While you're right that German words can be blended together to make bigger
words, I don't think anyone is expecting a dictionary to have every single
compound that can be made.
<Pedantic aside>I think the longest real German word I ever saw was in a
German textbook in a university course. It was something like:
Vierwaldstatterseedampfschiffgesellschaft.
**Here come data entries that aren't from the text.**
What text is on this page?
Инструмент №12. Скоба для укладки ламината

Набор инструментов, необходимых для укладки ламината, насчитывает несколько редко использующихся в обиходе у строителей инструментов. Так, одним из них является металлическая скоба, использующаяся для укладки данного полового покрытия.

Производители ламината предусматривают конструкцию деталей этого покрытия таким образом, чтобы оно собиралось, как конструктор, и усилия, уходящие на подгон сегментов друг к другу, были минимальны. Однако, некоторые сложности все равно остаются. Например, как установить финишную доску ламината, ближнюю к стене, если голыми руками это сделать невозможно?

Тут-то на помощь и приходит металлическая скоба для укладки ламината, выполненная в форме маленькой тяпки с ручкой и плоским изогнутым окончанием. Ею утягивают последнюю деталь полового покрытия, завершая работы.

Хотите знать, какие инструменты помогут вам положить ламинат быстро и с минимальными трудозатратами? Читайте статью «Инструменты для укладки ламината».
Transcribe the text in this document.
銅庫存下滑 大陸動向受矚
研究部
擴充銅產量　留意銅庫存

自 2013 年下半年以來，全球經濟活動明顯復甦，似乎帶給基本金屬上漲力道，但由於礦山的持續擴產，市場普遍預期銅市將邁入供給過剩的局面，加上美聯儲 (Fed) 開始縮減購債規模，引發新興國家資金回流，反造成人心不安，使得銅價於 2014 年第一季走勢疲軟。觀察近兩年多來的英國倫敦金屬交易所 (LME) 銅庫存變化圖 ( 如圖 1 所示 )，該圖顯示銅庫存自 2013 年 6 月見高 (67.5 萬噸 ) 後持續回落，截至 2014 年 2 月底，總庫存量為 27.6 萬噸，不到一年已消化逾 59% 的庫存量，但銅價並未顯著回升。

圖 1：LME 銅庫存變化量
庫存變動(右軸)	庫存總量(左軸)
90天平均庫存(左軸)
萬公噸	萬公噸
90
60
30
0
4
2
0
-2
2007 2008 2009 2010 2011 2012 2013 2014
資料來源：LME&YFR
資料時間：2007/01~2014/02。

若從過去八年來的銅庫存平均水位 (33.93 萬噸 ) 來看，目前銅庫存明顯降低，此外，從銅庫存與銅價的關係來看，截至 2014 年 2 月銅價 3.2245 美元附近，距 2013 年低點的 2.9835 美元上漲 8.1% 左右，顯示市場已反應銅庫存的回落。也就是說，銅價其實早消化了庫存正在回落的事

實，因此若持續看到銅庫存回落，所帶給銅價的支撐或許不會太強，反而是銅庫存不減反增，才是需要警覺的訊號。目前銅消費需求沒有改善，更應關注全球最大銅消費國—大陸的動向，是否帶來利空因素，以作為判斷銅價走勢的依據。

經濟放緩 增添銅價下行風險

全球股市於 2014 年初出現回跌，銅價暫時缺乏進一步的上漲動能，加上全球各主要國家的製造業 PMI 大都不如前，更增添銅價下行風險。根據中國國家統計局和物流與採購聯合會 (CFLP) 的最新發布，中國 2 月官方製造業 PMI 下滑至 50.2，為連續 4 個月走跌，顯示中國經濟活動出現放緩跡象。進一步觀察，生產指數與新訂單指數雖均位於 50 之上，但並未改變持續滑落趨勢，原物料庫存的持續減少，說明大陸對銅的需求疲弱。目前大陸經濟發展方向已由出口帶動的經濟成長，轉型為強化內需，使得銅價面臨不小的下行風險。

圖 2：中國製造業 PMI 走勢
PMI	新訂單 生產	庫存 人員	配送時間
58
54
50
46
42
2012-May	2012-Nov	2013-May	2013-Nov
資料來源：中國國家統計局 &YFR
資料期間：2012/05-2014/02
Despite this horrendously long
word, it is actually easy to break down:
Vier = four
wald = forest
Tattersee = a proper place name containing "see", which means "lake"
dampf = steam
schiff = ship
gesellschaft = company
If you put it all together, it meant something like:
Lake of the Four Woods Steamship Company
(There might have been another word in their too, something that meant
"travel" or "excursion" but I don't recall for sure.)
Basically, this is analagous to making "raincoat" from "rain" and "coat";
it's just that German does this more frequently than English.
</Pedantic aside>
> See http://j3e.de/ispell/igerman98/todo.html for more details and see
> http://hunspell.sourceforge.net/ for an example implementation of a German
> spellchecker.
>
> - Oliver
--
Rhino
Andrey Kuznetsov - 13 May 2006 10:03 GMT
> <Pedantic aside>I think the longest real German word I ever saw was in a
> German textbook in a university course. It was something like:
> Vierwaldstatterseedampfschiffgesellschaft. Despite this horrendously long
> word, it is actually easy to break down:
there are some words which may be splitted on different ways - with funny
results:
rohrohrzucker
roh|rohr|zucker:
roh=raw
rohr=cane
zucker=sugar
rohr|ohr|zucker
rohr=cane
ohr=ear
zucker=sugar
the second one does not make sense,
but how spellchecker should know about it?
Andrey

Signature
http://uio.imagero.com Unified I/O for Java
http://reader.imagero.com Java image reader
http://jgui.imagero.com Java GUI components and utilities
Rhino - 13 May 2006 14:16 GMT
>> <Pedantic aside>I think the longest real German word I ever saw was in a
>> German textbook in a university course. It was something like:
[quoted text clipped - 17 lines]
> the second one does not make sense,
> but how spellchecker should know about it?
I really don't know how you can write a spellchecker to handle a case like
that :-)
I think this is just another case that a spellchecker will simply not handle
correctly. That's why spellcheckers typically have options to let the user
accept words that were flagged as errors.
Let's face it: languages are constantly evolving and new words are joining
the language all the time. Fifty years ago, a spellchecker - whether a
software one or a human - would have rejected "Internet" since it wasn't a
word yet; today it is utterly commonplace and no spellchecker should ever
reject it. Any software spellchecker is always going to fail to recognize
the newest words.
It's just foolish to expect a perfect spellchecker.
--
Rhino
Thomas Fritsch - 15 May 2006 12:36 GMT
> Vierwaldstatterseedampfschiffgesellschaft.
>
> Lake of the Four Woods Steamship Company
>
> (There might have been another word in their too, something that meant
> "travel" or "excursion" but I don't recall for sure.)
Right! Actually it was
Vierwaldstätterseedampfschifffahrtgesellschaft
where
fahrt = travel
A fairly obvious extension is :-)
Vierwaldstätterseedampfschifffahrtgesellschaftskapitänsmütze
where
Kapitän = captain
Mütze = cap
==> Cap of the captain of the steamship travel company at the Four Woods
Lake Site

Signature
"Thomas:Fritsch$ops:de".replace(':','.').replace('$','@')
Thanks for the links.
But my problem is still not solved. I do not need to check composed
words! I just need some kind of "normal" german dictionary that I can
access from within my Java Code! I guess the hunspell-project does not
have a Java API?!
So, does anybode have some more suggestions?